My reading of this text comes at a key juncture in my life where I have a rare moment to really reflect on who I am, and how I want to continue to develop.  One of my main theoretical undertakings during my doctoral studies was the issue of racial identity, how it continually morphs, and how the development process is fluid.  In this rare reflection moment, I face questions of how to parent, how to structure my career in a way that fits my marriage, how to use my accrued cultural capital to address gross inequities that exist in our society, and how to continue taking what I understand from a life that is centrally Black and male to foster meaningful personal relationships that are built on a shared humanity, one that transcends race, ethnicity, class, gender, and other labels.  This book was instructive because in Abu-Jamal you have a cultural and historical "oldhead" who can speak to issues of Revolutionary Black Leadership, Black Politics, and the Prison Industrial Complex in a very real, un-romanticized way so that the portrait in your mind is less abstract and more real.  In Professor Hill, I have a peer who has clear insights on issues of the day, yet is struggling with many of the same issues as I am, so it is easy to place myself within the the "conversation" going on between them.  While not exhaustive on any given topic, the text serves as a viable appetizer for further satiation of the appetite for knowledge, and insight into where Black people have been in this country and where they need to go.

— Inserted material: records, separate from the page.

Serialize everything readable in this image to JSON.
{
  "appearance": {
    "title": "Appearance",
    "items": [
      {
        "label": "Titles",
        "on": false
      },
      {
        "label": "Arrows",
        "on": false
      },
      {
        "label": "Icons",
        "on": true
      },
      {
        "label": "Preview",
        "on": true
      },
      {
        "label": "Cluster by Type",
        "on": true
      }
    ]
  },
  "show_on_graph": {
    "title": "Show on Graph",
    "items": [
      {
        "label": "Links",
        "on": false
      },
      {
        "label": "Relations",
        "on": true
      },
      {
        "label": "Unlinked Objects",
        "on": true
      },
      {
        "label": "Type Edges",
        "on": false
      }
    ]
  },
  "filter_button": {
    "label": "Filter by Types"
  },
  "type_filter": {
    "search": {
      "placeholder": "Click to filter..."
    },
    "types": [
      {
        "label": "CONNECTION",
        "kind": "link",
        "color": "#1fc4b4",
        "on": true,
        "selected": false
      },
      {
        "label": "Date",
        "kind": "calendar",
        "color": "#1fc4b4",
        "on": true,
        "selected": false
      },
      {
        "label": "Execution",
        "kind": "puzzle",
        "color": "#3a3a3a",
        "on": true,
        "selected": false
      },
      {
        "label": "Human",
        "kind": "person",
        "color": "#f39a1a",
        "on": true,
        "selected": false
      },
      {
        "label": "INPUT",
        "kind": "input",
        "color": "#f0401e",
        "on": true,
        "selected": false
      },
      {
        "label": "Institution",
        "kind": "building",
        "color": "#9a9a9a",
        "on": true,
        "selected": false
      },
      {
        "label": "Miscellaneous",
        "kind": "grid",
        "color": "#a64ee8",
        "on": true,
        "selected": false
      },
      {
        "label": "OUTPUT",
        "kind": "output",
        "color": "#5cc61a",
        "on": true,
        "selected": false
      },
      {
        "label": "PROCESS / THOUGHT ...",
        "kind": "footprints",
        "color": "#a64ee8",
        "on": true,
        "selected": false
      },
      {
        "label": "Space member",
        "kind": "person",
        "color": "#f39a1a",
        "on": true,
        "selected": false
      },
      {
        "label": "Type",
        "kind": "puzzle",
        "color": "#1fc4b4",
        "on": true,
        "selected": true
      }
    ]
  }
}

There is a chapter on love in the book that is particularly poignant and instructive because the authors go beyond talking about the love that we have for self, or even our families, but of humanity.  If one can develop this kind of love, then they can become an agent for liberation.  The authors note how Martin Luther King, Jr laid down his life marching with garbage workers in Memphis.  That was out of love for people and humanity.  Throughout the book I found myself asking the authors to say more about the complexities of identity for Black people today and how that can help or hinder relationships, but then when I read Abu-Jamal's comments about the revolutionary powers of an all-inclusive love, in a manner similar to the way Paulo Freire described it, I realized that while the complexities and nuance exist, we don't have to get lost in them.  I salute the authors for their honesty and efforts and hope that folks will support this book so they too might have conversations with peers like the ones that used to take place at Ms. J's.  I will move forward reassured that love is a starting place answer many of the questions that I am pondering and it will also sustain me as I try to work towards a socially just society.